El Parque Minero de Riotinto (1992) propone un paseo geológico y rescata la memoria de este lugar ya conocido por los romanos quienes, viendo su riqueza en cobre y hierro, excavaron las primeras minas. La explotación moderna comenzó en 1873 cuando varias empresas del Reino Unido obtuvieron la concesión; de su paso queda un poblado con viviendas, una capilla anglicana y un club que hoy es la Casa 21, donde se recrea la vida de entonces.

Riotinto llegó a tener 17.000 operarios y 150 locomotoras que transportaban el cobre, la plata y el oro al puerto de Huelva; la última funcionó hasta 1984. Todo ello se explica en el museo instalado en el hospital inglés, que exhibe desde artilugios romanos hasta el lujoso vagón con el que Alfonso XIII recorrió las minas.

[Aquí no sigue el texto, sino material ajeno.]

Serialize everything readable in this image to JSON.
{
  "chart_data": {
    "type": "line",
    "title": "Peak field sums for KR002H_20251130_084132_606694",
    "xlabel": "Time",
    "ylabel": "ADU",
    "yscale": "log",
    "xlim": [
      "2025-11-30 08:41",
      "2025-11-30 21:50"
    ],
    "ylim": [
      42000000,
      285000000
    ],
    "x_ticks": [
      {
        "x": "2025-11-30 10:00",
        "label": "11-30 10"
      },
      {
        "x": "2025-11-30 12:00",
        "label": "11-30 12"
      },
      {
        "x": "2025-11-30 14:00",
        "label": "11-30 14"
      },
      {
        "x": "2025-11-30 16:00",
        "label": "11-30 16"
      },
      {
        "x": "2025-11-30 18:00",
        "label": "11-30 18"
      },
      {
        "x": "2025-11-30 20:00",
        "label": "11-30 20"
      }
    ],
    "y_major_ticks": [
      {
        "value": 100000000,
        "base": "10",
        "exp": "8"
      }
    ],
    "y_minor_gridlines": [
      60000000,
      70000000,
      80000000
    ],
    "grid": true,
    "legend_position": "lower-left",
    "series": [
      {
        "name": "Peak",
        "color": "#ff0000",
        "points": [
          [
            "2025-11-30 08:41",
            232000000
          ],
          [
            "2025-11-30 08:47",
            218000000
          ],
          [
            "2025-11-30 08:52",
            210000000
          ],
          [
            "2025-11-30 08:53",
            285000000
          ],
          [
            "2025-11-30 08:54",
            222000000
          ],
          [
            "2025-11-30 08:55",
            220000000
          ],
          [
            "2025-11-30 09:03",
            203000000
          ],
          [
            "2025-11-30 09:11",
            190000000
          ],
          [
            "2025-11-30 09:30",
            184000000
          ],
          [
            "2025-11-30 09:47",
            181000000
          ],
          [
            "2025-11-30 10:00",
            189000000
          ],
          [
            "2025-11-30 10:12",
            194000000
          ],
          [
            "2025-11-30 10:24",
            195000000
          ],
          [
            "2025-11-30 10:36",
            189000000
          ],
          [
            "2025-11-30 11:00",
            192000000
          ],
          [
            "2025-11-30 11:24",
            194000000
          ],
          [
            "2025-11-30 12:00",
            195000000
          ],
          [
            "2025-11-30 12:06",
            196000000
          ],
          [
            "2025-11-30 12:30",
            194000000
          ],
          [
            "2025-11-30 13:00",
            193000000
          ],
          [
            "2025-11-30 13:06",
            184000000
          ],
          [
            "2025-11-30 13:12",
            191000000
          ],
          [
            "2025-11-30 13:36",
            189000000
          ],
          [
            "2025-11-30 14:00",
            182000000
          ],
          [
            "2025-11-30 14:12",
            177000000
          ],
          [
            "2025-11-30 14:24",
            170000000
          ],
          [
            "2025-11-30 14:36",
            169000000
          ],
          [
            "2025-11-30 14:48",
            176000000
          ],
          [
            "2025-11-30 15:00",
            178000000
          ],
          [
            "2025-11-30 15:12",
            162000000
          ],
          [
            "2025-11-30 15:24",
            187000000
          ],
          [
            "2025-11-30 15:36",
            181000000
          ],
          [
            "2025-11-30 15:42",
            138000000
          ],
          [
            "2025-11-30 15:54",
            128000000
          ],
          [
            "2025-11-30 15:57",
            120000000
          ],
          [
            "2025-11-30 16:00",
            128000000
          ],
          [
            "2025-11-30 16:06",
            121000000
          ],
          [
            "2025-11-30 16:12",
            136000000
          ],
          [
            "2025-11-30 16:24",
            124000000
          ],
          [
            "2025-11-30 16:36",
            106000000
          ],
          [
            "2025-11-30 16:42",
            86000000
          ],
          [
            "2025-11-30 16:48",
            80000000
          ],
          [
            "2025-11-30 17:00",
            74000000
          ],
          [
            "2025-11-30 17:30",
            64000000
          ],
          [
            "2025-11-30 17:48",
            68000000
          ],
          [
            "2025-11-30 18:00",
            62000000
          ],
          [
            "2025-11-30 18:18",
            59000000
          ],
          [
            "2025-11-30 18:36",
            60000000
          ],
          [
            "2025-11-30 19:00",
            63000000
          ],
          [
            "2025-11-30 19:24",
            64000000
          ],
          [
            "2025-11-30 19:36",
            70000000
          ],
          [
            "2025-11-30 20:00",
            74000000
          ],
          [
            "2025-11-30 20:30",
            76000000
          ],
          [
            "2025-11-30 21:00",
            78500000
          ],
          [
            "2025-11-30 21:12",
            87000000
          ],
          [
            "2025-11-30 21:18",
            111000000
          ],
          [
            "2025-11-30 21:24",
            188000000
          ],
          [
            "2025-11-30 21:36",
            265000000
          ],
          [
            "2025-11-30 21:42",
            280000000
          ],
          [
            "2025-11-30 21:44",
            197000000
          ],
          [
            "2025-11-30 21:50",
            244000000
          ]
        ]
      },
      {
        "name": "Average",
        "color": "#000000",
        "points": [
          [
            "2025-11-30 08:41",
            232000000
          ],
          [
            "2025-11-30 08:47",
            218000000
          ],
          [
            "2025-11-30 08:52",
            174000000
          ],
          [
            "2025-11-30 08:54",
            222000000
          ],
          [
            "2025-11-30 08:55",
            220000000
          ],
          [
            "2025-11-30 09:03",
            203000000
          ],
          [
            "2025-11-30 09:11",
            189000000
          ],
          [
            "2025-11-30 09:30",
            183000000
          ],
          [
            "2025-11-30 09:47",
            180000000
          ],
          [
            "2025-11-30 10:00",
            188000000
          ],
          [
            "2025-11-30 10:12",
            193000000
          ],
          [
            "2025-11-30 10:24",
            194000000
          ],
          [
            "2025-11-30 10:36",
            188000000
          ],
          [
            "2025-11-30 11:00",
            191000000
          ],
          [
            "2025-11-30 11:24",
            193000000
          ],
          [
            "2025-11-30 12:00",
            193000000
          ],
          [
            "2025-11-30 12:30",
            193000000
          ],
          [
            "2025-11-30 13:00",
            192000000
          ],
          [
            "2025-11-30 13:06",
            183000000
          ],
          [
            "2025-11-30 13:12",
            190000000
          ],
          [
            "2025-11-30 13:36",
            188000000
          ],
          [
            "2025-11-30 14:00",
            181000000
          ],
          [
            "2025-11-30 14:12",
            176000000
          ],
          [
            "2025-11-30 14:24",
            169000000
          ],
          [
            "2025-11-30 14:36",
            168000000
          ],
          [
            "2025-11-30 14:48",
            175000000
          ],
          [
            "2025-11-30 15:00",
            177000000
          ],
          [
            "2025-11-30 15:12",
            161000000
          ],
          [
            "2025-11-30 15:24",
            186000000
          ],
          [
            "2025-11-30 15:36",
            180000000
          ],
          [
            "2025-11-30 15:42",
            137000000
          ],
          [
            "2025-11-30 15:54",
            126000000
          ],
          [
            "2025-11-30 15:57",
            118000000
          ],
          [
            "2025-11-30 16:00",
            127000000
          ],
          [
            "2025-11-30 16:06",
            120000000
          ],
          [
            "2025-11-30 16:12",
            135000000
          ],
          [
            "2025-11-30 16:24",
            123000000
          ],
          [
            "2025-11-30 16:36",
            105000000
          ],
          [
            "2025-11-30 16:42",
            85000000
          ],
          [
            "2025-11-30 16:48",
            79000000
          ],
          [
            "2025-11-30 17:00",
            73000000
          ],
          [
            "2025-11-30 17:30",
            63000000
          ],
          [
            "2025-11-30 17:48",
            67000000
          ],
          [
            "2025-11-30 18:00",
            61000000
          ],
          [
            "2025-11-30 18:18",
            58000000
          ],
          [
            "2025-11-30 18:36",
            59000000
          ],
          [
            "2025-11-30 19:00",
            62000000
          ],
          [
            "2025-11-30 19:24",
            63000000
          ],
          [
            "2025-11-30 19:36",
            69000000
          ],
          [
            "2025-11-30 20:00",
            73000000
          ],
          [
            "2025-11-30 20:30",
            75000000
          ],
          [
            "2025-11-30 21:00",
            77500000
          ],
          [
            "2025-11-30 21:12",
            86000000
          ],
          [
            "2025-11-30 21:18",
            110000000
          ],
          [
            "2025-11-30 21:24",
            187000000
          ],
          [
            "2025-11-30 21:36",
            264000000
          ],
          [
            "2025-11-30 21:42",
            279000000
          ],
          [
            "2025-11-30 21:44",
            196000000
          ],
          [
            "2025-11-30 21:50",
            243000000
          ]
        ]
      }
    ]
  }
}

Sin embargo, la mejor visita a Riotinto se realiza a cielo abierto, entrando en galerías, paseando en un tren minero (12 kilómetros) o buscando formas irreales entre los azafranes, bermellones y ocres de las aguas teñidas de hierro. Un paraje fantasioso (Faja Pirítica, según los geólogos) donde la NASA ensayó sus expediciones a Marte.